I had some warning, some reason to expect things to get ugly. Not a whole lot of warning, but it’s amazing how much difference even a couple of seconds can make when it comes to that sort of thing.
It was enough time for me to brace myself. It was enough time to be ready for something bad to happen, even if I didn’t have any real idea what it would be.
The explosion wasn’t that large, but that was the kind of phrase that had to be appreciated on a relative scale. It didn’t level the building. It didn’t instantly kill anything and everything inside. It only really took out one wall.
But even a small explosion was still a force to be reckoned with. It threw me to the ground, knocked the wind out of me, and generally took the fight right out of me.
I was dazed for a second before I started pushing myself to my feet. Next to me, Aiko was also struggling back to her feet, grabbing for a knife as she did.
It was hard to figure out what was going on. The air was filled with smoke and dust, and most of the lights were out. The ones that were still on were flickering, casting the room into a chaotic mess of light and shadow.
About half the people in the room had been knocked out of their seats. It was worst next to the wall that had been demolished, a short distance to my right. Very few of the people sitting there were still sitting there, and a couple of the ones that had been knocked down didn’t look like they’d be getting back up. It was hard to say whether that impression was accurate—this was a Pack meeting, after all. Werewolves had a well-earned reputation for being quite hard to put down for good, and they weren’t the toughest creatures in the Pack. Even the people that looked like they’d been shattered by the force of the blast might be running around good as new in half an hour.
Maybe ten seconds after the explosion, people started rushing in through the gap in the wall. They moved like they knew what they were doing in a fight, and they were well-equipped. Each of them had some sort of bulky goggles strapped to their heads, and they carried assault rifles.
When they walked into the room, they started shooting.

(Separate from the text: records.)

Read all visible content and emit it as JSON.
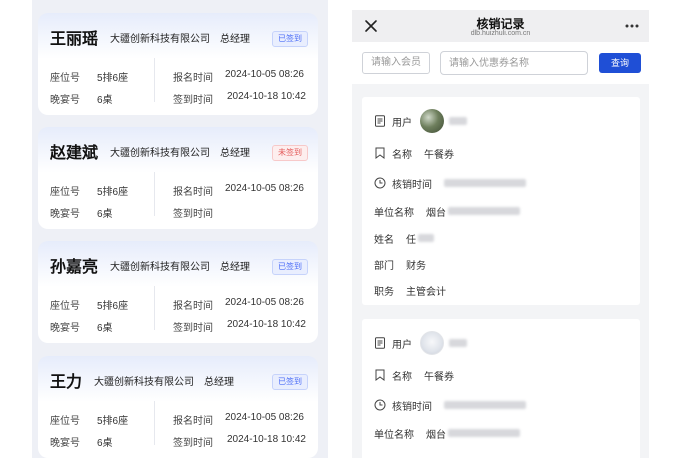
{
  "attendees": [
    {
      "name": "王丽瑶",
      "company": "大疆创新科技有限公司",
      "title": "总经理",
      "status": "已签到",
      "status_type": "signed",
      "seat_label": "座位号",
      "seat": "5排6座",
      "table_label": "晚宴号",
      "table": "6桌",
      "reg_label": "报名时间",
      "reg_time": "2024-10-05   08:26",
      "sign_label": "签到时间",
      "sign_time": "2024-10-18   10:42"
    },
    {
      "name": "赵建斌",
      "company": "大疆创新科技有限公司",
      "title": "总经理",
      "status": "未签到",
      "status_type": "unsigned",
      "seat_label": "座位号",
      "seat": "5排6座",
      "table_label": "晚宴号",
      "table": "6桌",
      "reg_label": "报名时间",
      "reg_time": "2024-10-05   08:26",
      "sign_label": "签到时间",
      "sign_time": ""
    },
    {
      "name": "孙嘉亮",
      "company": "大疆创新科技有限公司",
      "title": "总经理",
      "status": "已签到",
      "status_type": "signed",
      "seat_label": "座位号",
      "seat": "5排6座",
      "table_label": "晚宴号",
      "table": "6桌",
      "reg_label": "报名时间",
      "reg_time": "2024-10-05   08:26",
      "sign_label": "签到时间",
      "sign_time": "2024-10-18   10:42"
    },
    {
      "name": "王力",
      "company": "大疆创新科技有限公司",
      "title": "总经理",
      "status": "已签到",
      "status_type": "signed",
      "seat_label": "座位号",
      "seat": "5排6座",
      "table_label": "晚宴号",
      "table": "6桌",
      "reg_label": "报名时间",
      "reg_time": "2024-10-05   08:26",
      "sign_label": "签到时间",
      "sign_time": "2024-10-18   10:42"
    }
  ],
  "records_page": {
    "title": "核销记录",
    "subtitle": "dlb.huizhuli.com.cn",
    "member_placeholder": "请输入会员",
    "coupon_placeholder": "请输入优惠券名称",
    "query_label": "查询",
    "records": [
      {
        "user_label": "用户",
        "name_label": "名称",
        "name_value": "午餐券",
        "time_label": "核销时间",
        "unit_label": "单位名称",
        "unit_prefix": "烟台",
        "person_label": "姓名",
        "person_prefix": "任",
        "dept_label": "部门",
        "dept_value": "财务",
        "position_label": "职务",
        "position_value": "主管会计"
      },
      {
        "user_label": "用户",
        "name_label": "名称",
        "name_value": "午餐券",
        "time_label": "核销时间",
        "unit_label": "单位名称",
        "unit_prefix": "烟台"
      }
    ]
  },
  "colors": {
    "accent": "#1f4fd6",
    "signed": "#4a6cf7",
    "unsigned": "#e45a5a"
  }
}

They weren’t just spraying the room, the way amateurs would have. This was skilled, disciplined shooting, laying down tight, focused fire. One of the bullets glanced off my armor, and I felt a spike of pain even though it hadn’t penetrated. Silver, and heavily charged with magic.
The moment that happened, two things passed through my mind. The first was that I was sitting in a room with a hell of a lot of backup, for once in my life. Without even factoring in the people whose nature I wasn’t clear on, there was enough firepower in this room to level a city.
The second was that with the poor visibility, they didn’t necessarily know where to direct that firepower.
When I looked at it like that, it was pretty easy what I should do. I reached out and called the wind.
I wasn’t David. I couldn’t whip up a gale that shredded people like razors, or crushed them with the sheer force of its passing. I wasn’t walking artillery.
But I had something of a knack with air magic, and I had my bracelet to use as a focus, making the process much quicker and more efficient. And I was willing to throw a lot of power into this. The wind I conjured up wasn’t really a weapon, but it cleared away most of the dust and smoke in a couple of seconds, making it much easier to see what the hell was going on.
There were fifteen or so of the people with guns. They were identically equipped, and they were moving as a unit. These people had worked together before, enough to work together well. Between that and the quality of their equipment, I was fairly confident these people were professionals.
A couple of seconds after I cleared the air, one of the shapeshifters gestured, and sent a wave of fire at the gunmen.
It washed over them without so much as singing their clothes, though the building around them was left smoldering in its wake.
“Your sorcery can’t touch us,” one of the gunmen said, with a surprising amount of swagger in his voice for someone who’d just come within inches of being set on fire. “We’re protected.”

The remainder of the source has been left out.